A few years ago now I was sitting in St John with a group of family and friends feeling very happy to be there and scanning the menu for what I knew was going to be a delicious supper. Amongst this small group was my late and much loved brother in law. He immediately had a contented look on his face having seen braised rabbit in a mustard sauce on the menu a dish he was relishing. He ordered it only to be told that it was no longer available. He was furious bearing in mind that it was only 8 o’clock in the evening and even more so when, to the consternation of all, he was told that alternative mains of a beef stew, a grilled dover sole, and ox tongue with boiled potatoes were also now, at this late hour, off the menu. I remember vividly him asking the waiter for a pen, gathering up all our menus and putting thick blue lines through all these now absent dishes, then, turning on the red faced waiter… ” What’s left ? ” Very little was the answer. I suppose we somehow muddled through on that occasion but, dining there more recently with four regular dining companions a similar problem arose. Not, on this occasion, of nothing left on the menu to choose from but, rather, a menu of 8 possible main courses of which only 1 was appealing to the table. The 1 was grouse and it was excellent. We asked, perhaps sacreligiously, for the grouse to be cooked medium and it was. I must say that the tendency to cook game so that it is almost bloody puts me off ordering, especially in restaurants where they say ” that’s the way we serve it “. I always want to reply ” well, that’s not the way I want to eat it”. I still have a memory of a table of Americans in what was a famous Parisian restaurant way back when, L’Archestrate of blessed memory, fulminating over a pressed duck out of which fresh red blood was being squeezed to make a sauce. Why ?, I asked myself.

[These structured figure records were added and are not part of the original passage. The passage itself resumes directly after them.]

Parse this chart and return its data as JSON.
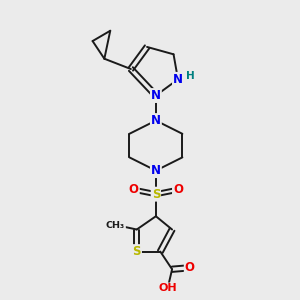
{
  "bg_color": "#ebebeb",
  "bond_color": "#1a1a1a",
  "atom_colors": {
    "N": "#0000ee",
    "S": "#b8b800",
    "O": "#ee0000",
    "H": "#008080",
    "C": "#1a1a1a"
  },
  "figsize": [
    3.0,
    3.0
  ],
  "dpi": 100
}
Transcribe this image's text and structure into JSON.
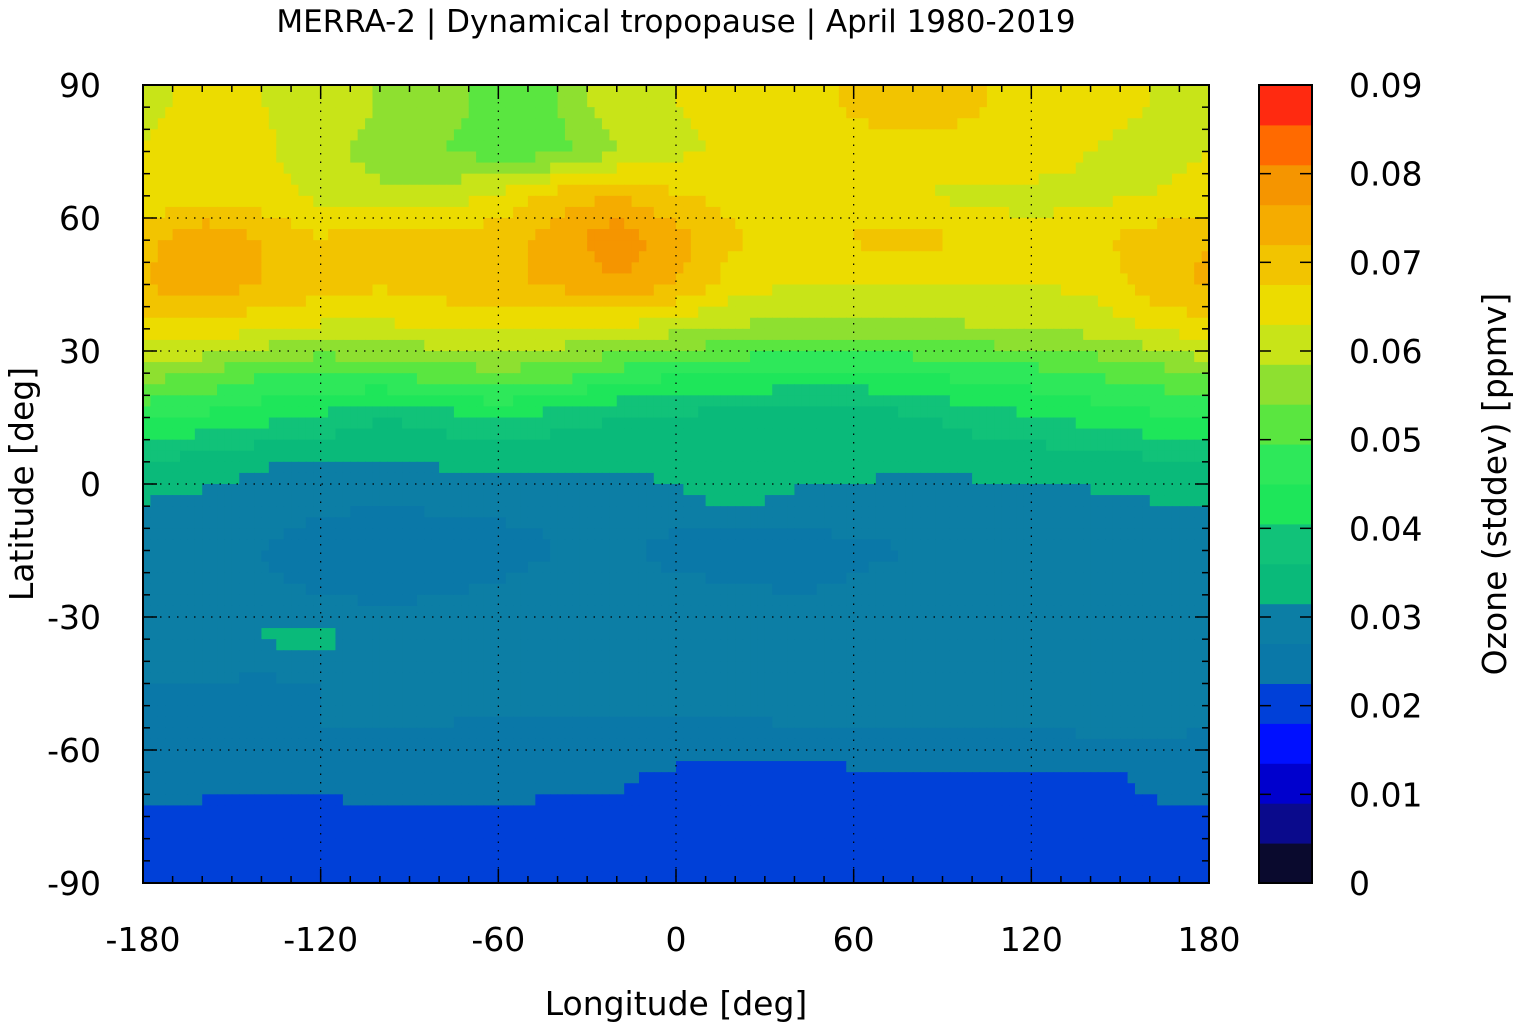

But I digress, the grouse was roasted to perfection, served on a bed of creamy bread sauce and skeletons on plates were further testament to its excellence. It goes without saying that the premium starter at St John is the roast bone marrow with parsley salad and home baked toasted sour dough bread. Try as I might I have never managed to change my starter order over the years, but two of my friends opted for the fresh grilled sardines which were large meaty slightly oily and delicious with a squeeze of lemon. Desserts ranged from a tangy apple crumble through bread pudding with butterscotch sauce, a little on the sweet side for me, to the best of all, Eccles cake and Lancashire cheese, sweet and savoury combined. I say without fear of contradiction, the St John’s bakery make the finest Eccles cakes available and these can also be bought along with first class breads at the bakery counter.
Of course, there is a reason for a small contained menu that might not always please in that everything offered is fresh in that day and bought for an anticipated number of diners so, fair enough. The servers are charming and well informed and whilst the chairs might not be the most comfortable, I love the space for its whiteness.
My only caveat, like that of my lovely brother in law, was, that if the grouse had been off it would have been a real struggle.